地獄で私と二人きり

「アイツ、どういうつもりで学校来たんだろうなーw」

「ほんっと生意気ー」

 学校に近ずくにつれ増えていく言葉は、私に向けられた言葉なのだろうか。

 理沙の記憶を必死に探っていると、一つのことを思い出した。

 あの愚図たちか、と何人かの顔が浮かんだ。

 人工的に染められた髪色が、目立っているうるさい人たちの集団で、一応、元仲間。

「きゃー、怖いっ」

 学校の正門をと通り抜けようと歩いていると、甲高い声が聞こえ、耳がキーンとする。

「みんな~、りりを守ってえ~」

 猫なで声でわざとらしく涙目で上目遣いをする女は、桃沢 莉理(ももさわりり)

 ピンク色とか…、受験生の髪色じゃない。絶対。

 この人のせいで、私は見ず知らずの人たちに、嫌な言葉を投げかけられる。

「なんで来てんだよ、お前」

 このナイト気取りの男は、北川康正(きたがわ こうせい)

 この人の髪色も…真っ赤だ…

「異端者が、神聖なる正門に入ってくるなんてな。」

 気取ったメガネの男は、南谷優吾(みなみやゆうご)

 眼鏡なのに、理沙より頭が悪いし、心も狭い。

 差別するとか…ダサすぎない?

 いつも、これが始まると黙ってしまう理沙の代わりに、私が言い返すことにしよう。

「特待生ですから、勉強しなくてはいけませんの」

 私は、貴方達みたいに暇じゃないの。

 こんな人たちのために、休む価値なんてない。

 私が言い返すとは思っていなかったのか、ここにいる全員が口をポカーンと開けていた。

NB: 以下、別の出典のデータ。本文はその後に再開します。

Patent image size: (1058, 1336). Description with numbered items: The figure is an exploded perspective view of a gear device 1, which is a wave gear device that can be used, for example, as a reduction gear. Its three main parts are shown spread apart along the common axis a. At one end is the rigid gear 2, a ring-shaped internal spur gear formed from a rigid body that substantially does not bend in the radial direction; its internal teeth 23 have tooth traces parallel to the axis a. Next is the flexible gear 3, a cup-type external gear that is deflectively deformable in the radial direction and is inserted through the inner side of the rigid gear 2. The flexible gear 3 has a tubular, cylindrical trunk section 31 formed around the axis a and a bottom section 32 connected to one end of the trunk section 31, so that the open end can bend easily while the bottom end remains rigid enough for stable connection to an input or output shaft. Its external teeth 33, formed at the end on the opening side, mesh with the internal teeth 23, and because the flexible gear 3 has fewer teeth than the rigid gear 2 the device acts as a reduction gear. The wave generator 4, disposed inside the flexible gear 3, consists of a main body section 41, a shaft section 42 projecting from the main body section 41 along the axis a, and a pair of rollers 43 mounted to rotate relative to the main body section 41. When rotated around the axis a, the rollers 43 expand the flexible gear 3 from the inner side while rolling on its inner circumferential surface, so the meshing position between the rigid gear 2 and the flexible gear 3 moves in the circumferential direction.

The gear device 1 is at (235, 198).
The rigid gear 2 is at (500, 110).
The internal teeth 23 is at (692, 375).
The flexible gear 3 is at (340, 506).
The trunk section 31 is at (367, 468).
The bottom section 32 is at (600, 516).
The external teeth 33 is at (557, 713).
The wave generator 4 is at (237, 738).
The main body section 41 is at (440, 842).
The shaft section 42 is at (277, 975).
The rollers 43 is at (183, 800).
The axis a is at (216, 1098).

 おもしろいな~、理沙ちゃんの気持ちも伝わったかな。

「たかがモブの地味子が、調子乗っているんじゃないわよ!」

「異端者が!、謝りなさいよ、りりちゃんに!!」

 取り巻きが、ギャーギャーうるさい。

 そもそも、話を鵜呑みなんてするものじゃないのにね。

 そこまでできるなんて、ある意味才能だよ。

 私は、うるさい人たちを放って学校に入っていった。

 誰もいないことを確認した後にトイレの個室の中に入り、バックから鏡を取り出す。

「モブの地味子になるための努力が分からない、救いようないモブには黙ってほしいな~」

 私、理沙の容姿は、前世と同じく黒色の髪に灰色の瞳。

 けれど、そばかすが消えていた。

 私のコンプレックスがなくなって、うつむいていた私は前を見るようになっていた。

 すると、私の顔は世間一般でいう、可愛い顔だちなようで男には囲まれ、女子には睨まれるという最悪な状況だった。

 そこで、地味になるように、おおきな眼鏡をつけておさげをして、地味なメイクの練習をした。

 …もちろん、可愛くなるための努力も欠かさなかった。
 
 無意識に、アレンの隣にいても大丈夫なように、また好かれるための努力をしていたみたい。

 顔熱いな。本当、早く会いたい。